A prominent gay rights campaigner has announced his support for the McArthur family, who were taken to court for refusing to produce a cake with a pro-gay marriage slogan at their Christian-run bakery.
In an article in the Guardian, Peter Tatchell said he initially "condemned" the McArthurs' decision, but has since changed his mind.
"Much as I wish to defend the gay community, I also want to defend freedom of conscience, expression and religion," he wrote.
The McArthurs were last year ordered to pay £500 in damages to Gareth Lee, who took them to court after they refused to bake a cake decorated with a slogan supporting same-sex marriage. Judge Isobel Brownlie ruled that the company perpetuated "direct discrimination for which there is no justification".
"My finding is that the defendants cancelled this order as they oppose same-sex marriage for the reason that they regard it as sinful and contrary to their genuinely-held religious beliefs," Brownlie told the court.

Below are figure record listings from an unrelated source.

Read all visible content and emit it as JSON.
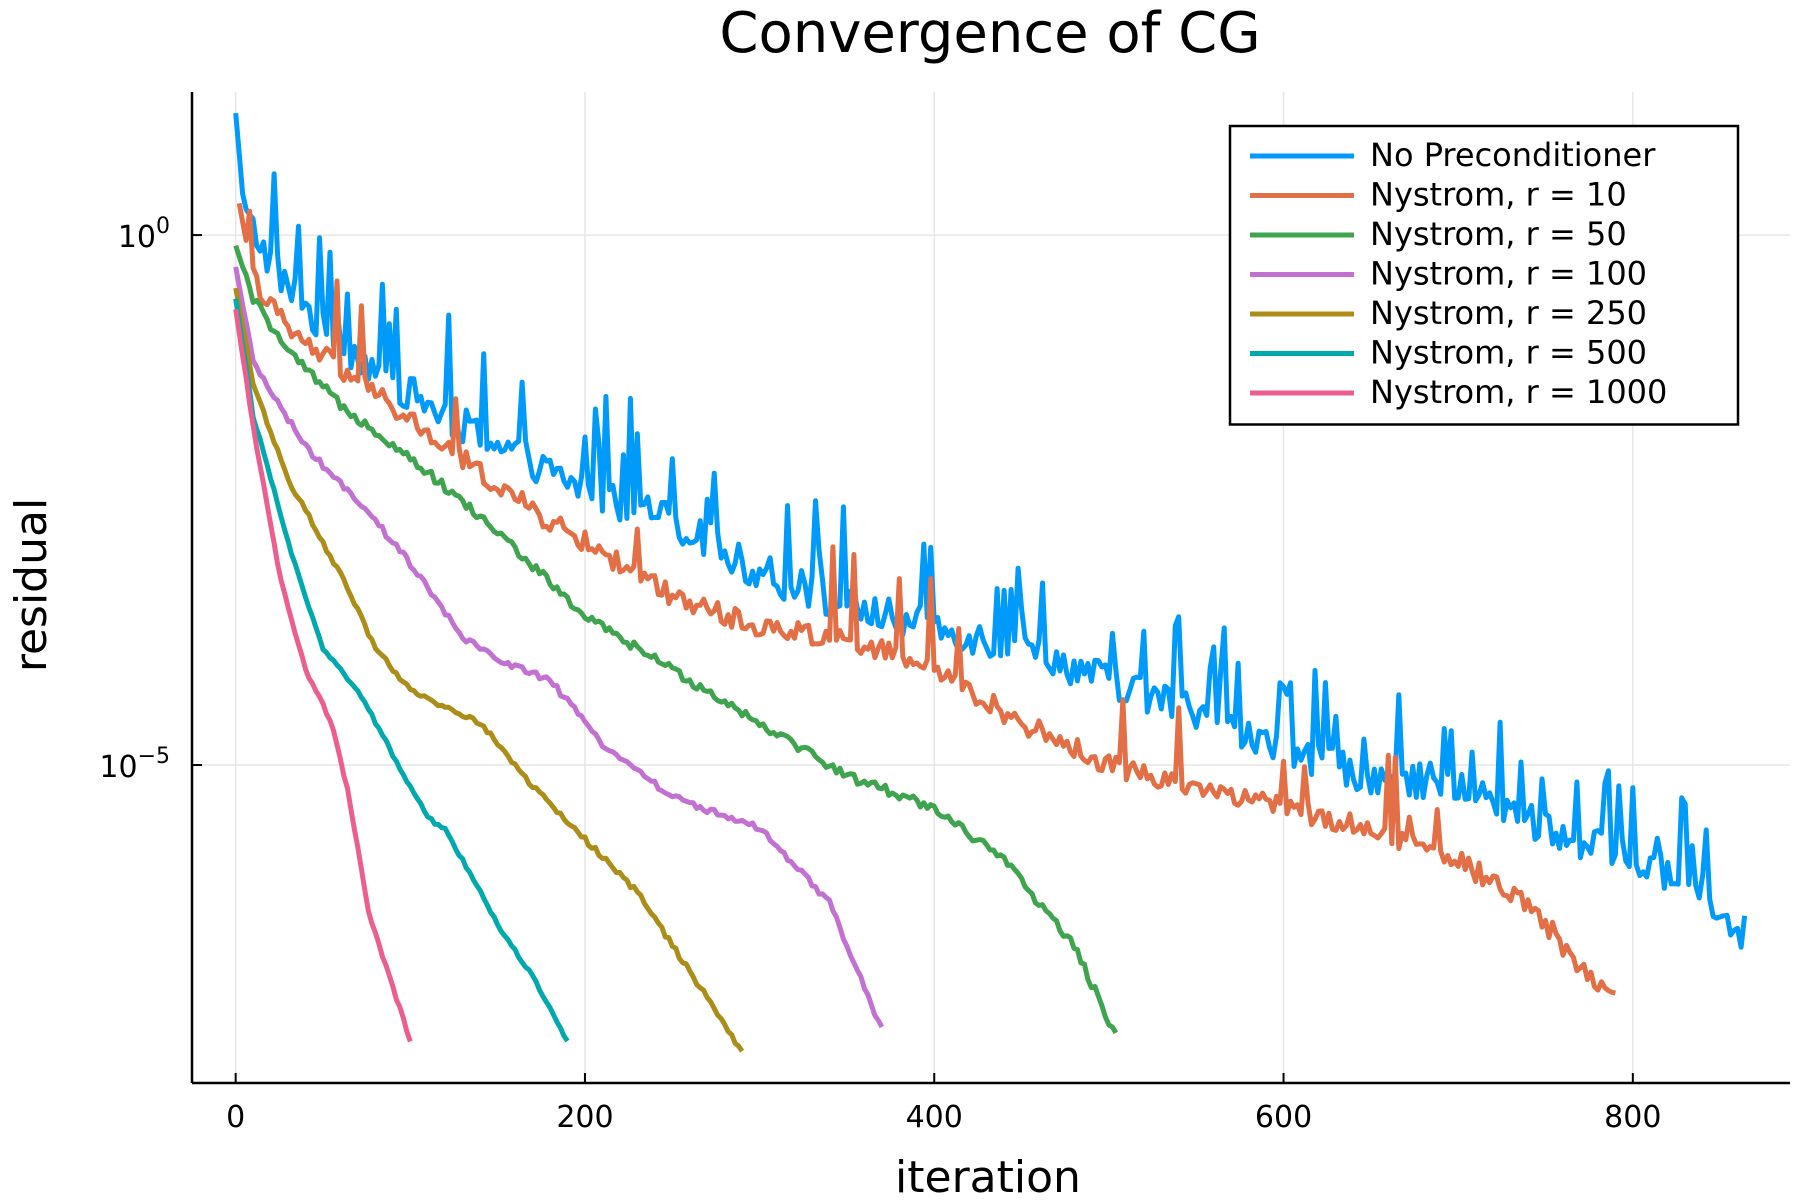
{
  "chart_data": {
    "type": "line",
    "title": "Convergence of CG",
    "xlabel": "iteration",
    "ylabel": "residual",
    "y_scale": "log10",
    "xlim": [
      -25,
      890
    ],
    "ylim_exponent": [
      -8.0,
      1.35
    ],
    "xticks": [
      0,
      200,
      400,
      600,
      800
    ],
    "xtick_labels": [
      "0",
      "200",
      "400",
      "600",
      "800"
    ],
    "yticks": [
      0,
      -5
    ],
    "ytick_labels": [
      {
        "base": "10",
        "exp": "0"
      },
      {
        "base": "10",
        "exp": "−5"
      }
    ],
    "grid": true,
    "legend_position": "top-right",
    "series": [
      {
        "name": "No Preconditioner",
        "color": "#009AFA",
        "points": [
          [
            0,
            1.15
          ],
          [
            5,
            0.2
          ],
          [
            20,
            -0.25
          ],
          [
            50,
            -0.9
          ],
          [
            100,
            -1.5
          ],
          [
            150,
            -2.0
          ],
          [
            200,
            -2.4
          ],
          [
            250,
            -2.7
          ],
          [
            300,
            -3.2
          ],
          [
            350,
            -3.5
          ],
          [
            400,
            -3.7
          ],
          [
            450,
            -3.9
          ],
          [
            500,
            -4.2
          ],
          [
            550,
            -4.5
          ],
          [
            600,
            -4.9
          ],
          [
            650,
            -5.1
          ],
          [
            700,
            -5.2
          ],
          [
            750,
            -5.6
          ],
          [
            800,
            -5.9
          ],
          [
            840,
            -6.2
          ],
          [
            865,
            -6.6
          ]
        ]
      },
      {
        "name": "Nystrom, r = 10",
        "color": "#E26F46",
        "points": [
          [
            2,
            0.3
          ],
          [
            10,
            -0.4
          ],
          [
            30,
            -0.9
          ],
          [
            80,
            -1.5
          ],
          [
            120,
            -2.0
          ],
          [
            170,
            -2.6
          ],
          [
            200,
            -2.9
          ],
          [
            250,
            -3.4
          ],
          [
            300,
            -3.7
          ],
          [
            350,
            -3.8
          ],
          [
            400,
            -4.1
          ],
          [
            450,
            -4.6
          ],
          [
            500,
            -5.0
          ],
          [
            550,
            -5.2
          ],
          [
            600,
            -5.4
          ],
          [
            650,
            -5.6
          ],
          [
            700,
            -5.9
          ],
          [
            740,
            -6.3
          ],
          [
            770,
            -6.9
          ],
          [
            790,
            -7.2
          ]
        ]
      },
      {
        "name": "Nystrom, r = 50",
        "color": "#3EA44E",
        "points": [
          [
            0,
            -0.1
          ],
          [
            10,
            -0.6
          ],
          [
            30,
            -1.1
          ],
          [
            60,
            -1.6
          ],
          [
            100,
            -2.1
          ],
          [
            150,
            -2.8
          ],
          [
            200,
            -3.6
          ],
          [
            260,
            -4.2
          ],
          [
            300,
            -4.6
          ],
          [
            350,
            -5.1
          ],
          [
            400,
            -5.4
          ],
          [
            440,
            -5.9
          ],
          [
            480,
            -6.7
          ],
          [
            505,
            -7.6
          ]
        ]
      },
      {
        "name": "Nystrom, r = 100",
        "color": "#C271D2",
        "points": [
          [
            0,
            -0.3
          ],
          [
            10,
            -1.2
          ],
          [
            40,
            -2.0
          ],
          [
            80,
            -2.7
          ],
          [
            100,
            -3.1
          ],
          [
            130,
            -3.8
          ],
          [
            150,
            -4.0
          ],
          [
            180,
            -4.2
          ],
          [
            210,
            -4.8
          ],
          [
            250,
            -5.3
          ],
          [
            300,
            -5.6
          ],
          [
            340,
            -6.3
          ],
          [
            370,
            -7.5
          ]
        ]
      },
      {
        "name": "Nystrom, r = 250",
        "color": "#AC8D18",
        "points": [
          [
            0,
            -0.5
          ],
          [
            10,
            -1.4
          ],
          [
            30,
            -2.3
          ],
          [
            60,
            -3.2
          ],
          [
            80,
            -3.9
          ],
          [
            100,
            -4.3
          ],
          [
            140,
            -4.6
          ],
          [
            170,
            -5.2
          ],
          [
            200,
            -5.7
          ],
          [
            230,
            -6.2
          ],
          [
            250,
            -6.7
          ],
          [
            270,
            -7.2
          ],
          [
            290,
            -7.7
          ]
        ]
      },
      {
        "name": "Nystrom, r = 500",
        "color": "#00A9AD",
        "points": [
          [
            0,
            -0.6
          ],
          [
            10,
            -1.7
          ],
          [
            30,
            -2.9
          ],
          [
            50,
            -3.9
          ],
          [
            70,
            -4.3
          ],
          [
            90,
            -4.9
          ],
          [
            110,
            -5.5
          ],
          [
            120,
            -5.6
          ],
          [
            130,
            -5.9
          ],
          [
            150,
            -6.5
          ],
          [
            170,
            -7.0
          ],
          [
            190,
            -7.6
          ]
        ]
      },
      {
        "name": "Nystrom, r = 1000",
        "color": "#EB5E8F",
        "points": [
          [
            0,
            -0.7
          ],
          [
            10,
            -1.8
          ],
          [
            25,
            -3.2
          ],
          [
            40,
            -4.1
          ],
          [
            55,
            -4.6
          ],
          [
            65,
            -5.3
          ],
          [
            75,
            -6.3
          ],
          [
            80,
            -6.6
          ],
          [
            90,
            -7.1
          ],
          [
            100,
            -7.6
          ]
        ]
      }
    ]
  }
}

"The defendants are not a religious organisation. They are conducting a business for profit and, notwithstanding their genuine religious beliefs, there are no exceptions available under the 2006 regulations which apply to this case."

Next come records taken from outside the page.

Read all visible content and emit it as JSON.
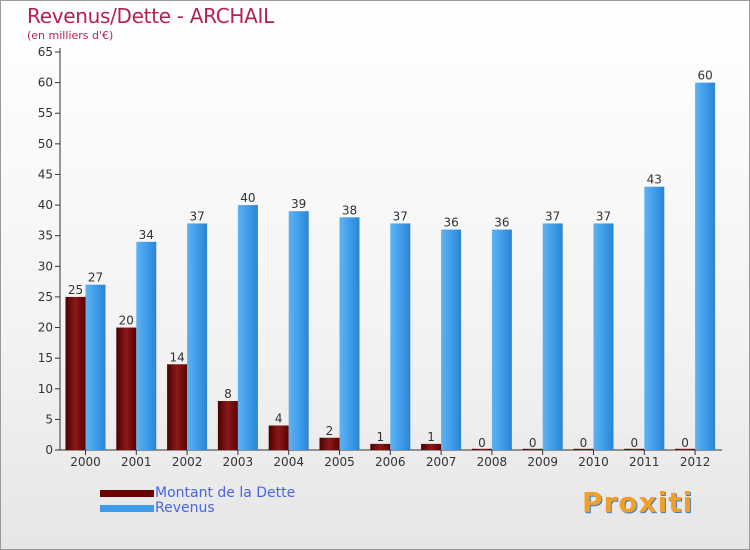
{
  "title": "Revenus/Dette - ARCHAIL",
  "subtitle": "(en milliers d'€)",
  "logo_text": "Proxiti",
  "colors": {
    "dette": "#6b0000",
    "revenus": "#3d9be9",
    "title": "#b5224e",
    "legend_text": "#4a63e0"
  },
  "legend": {
    "dette_label": "Montant de la Dette",
    "revenus_label": "Revenus"
  },
  "chart_data": {
    "type": "bar",
    "title": "Revenus/Dette - ARCHAIL",
    "ylabel": "(en milliers d'€)",
    "xlabel": "",
    "categories": [
      "2000",
      "2001",
      "2002",
      "2003",
      "2004",
      "2005",
      "2006",
      "2007",
      "2008",
      "2009",
      "2010",
      "2011",
      "2012"
    ],
    "series": [
      {
        "name": "Montant de la Dette",
        "values": [
          25,
          20,
          14,
          8,
          4,
          2,
          1,
          1,
          0,
          0,
          0,
          0,
          0
        ]
      },
      {
        "name": "Revenus",
        "values": [
          27,
          34,
          37,
          40,
          39,
          38,
          37,
          36,
          36,
          37,
          37,
          43,
          60
        ]
      }
    ],
    "ylim": [
      0,
      65
    ],
    "yticks": [
      0,
      5,
      10,
      15,
      20,
      25,
      30,
      35,
      40,
      45,
      50,
      55,
      60,
      65
    ],
    "grid": false,
    "legend_position": "bottom-left"
  }
}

The case has divided opinion over religious freedom, and the McArthurs have stood by their decision not to produce the cake. General manager Daniel McArthur said after the ruling: "We're extremely disappointed with the judgement. We've said from the start that our issue was with the message on the cake, not the customer and we didn't know what the sexual orientation of Mr Lee was, and it wasn't relevant either.
"We've always been happy to serve any customers that come into our shops."
Tatchell said today that while he "profoundly disagree[s] with Ashers' opposition to same-sex love and marriage, and support[s] protests against them", the court was wrong to penalise them. Judge Brownlie's ruling "sets a worrying precedent", he added.
"The law suit against the bakery was well-intended. It sought to challenge homophobia. But it was a step too far," Tatchell said. The bakery refused to produce the cake because of the slogan written on it, not because Lee was gay. "There is no evidence that his sexuality was the reason Ashers declined his order."
Northern Ireland's anti-discrimination laws were not designed to "compel people to promote political ideas with which they disagreed", said Tatchell.
"The judge concluded that service providers are required to facilitate any 'lawful' message, even if they have a conscientious objection. This raises the question: should Muslim printers be obliged to publish cartoons of Mohammed? Or Jewish ones publish the words of a Holocaust denier? Or gay bakers accept orders for cakes with homophobic slurs?"
If the Ashers verdict sets a precedent for future cases, Tatchell warned that it may encourage far-right extremists to "demand that bakeries and other service providers facilitate the promotion of anti-migrant and anti-Muslim opinions. It would leave businesses unable to refuse to decorate cakes or print posters with bigoted messages."
He concluded that it is "an infringement of freedom to require businesses to aid the promotion of ideas to which they conscientiously object. Discrimination against people should be unlawful, but not against ideas."
Frank Cranmer, of the Centre for Law & Religion and Cardiff University, told Christian Today that he is "not quite so sure about the primacy of individual sensibilities" as Tatchell is.
"I fear the answer to his question 'should Muslim printers be obliged to publish cartoons of Mohammed? Or Jewish ones publish the words of a Holocaust denier? Or gay bakers accept orders for cakes with homophobic slurs?' is, very probably, 'yes – always assuming that the image or words in question are ones that can be published legally'," Cranmer said in an email.
"The balance between free speech and hate speech is an incredibly difficult one to strike and I'm not sure we've managed to strike it yet."
He continued: "To turn the matter upside-down, would an atheist baker be justified in refusing to bake a cake for a christening party because s/he disapproved of Christianity? Or would a secular wedding venue be justified in refusing a booking for a Jewish wedding because the owners had a religious or moral objection to Judaism? I don't think so, in either case. That said, I think that Peter Tatchell makes a very valid point, but one to which there's no quick-fix solution – and I'm sure that the Equality Commission for Northern Ireland thought long and hard before supporting Gareth Lee's action in the first place."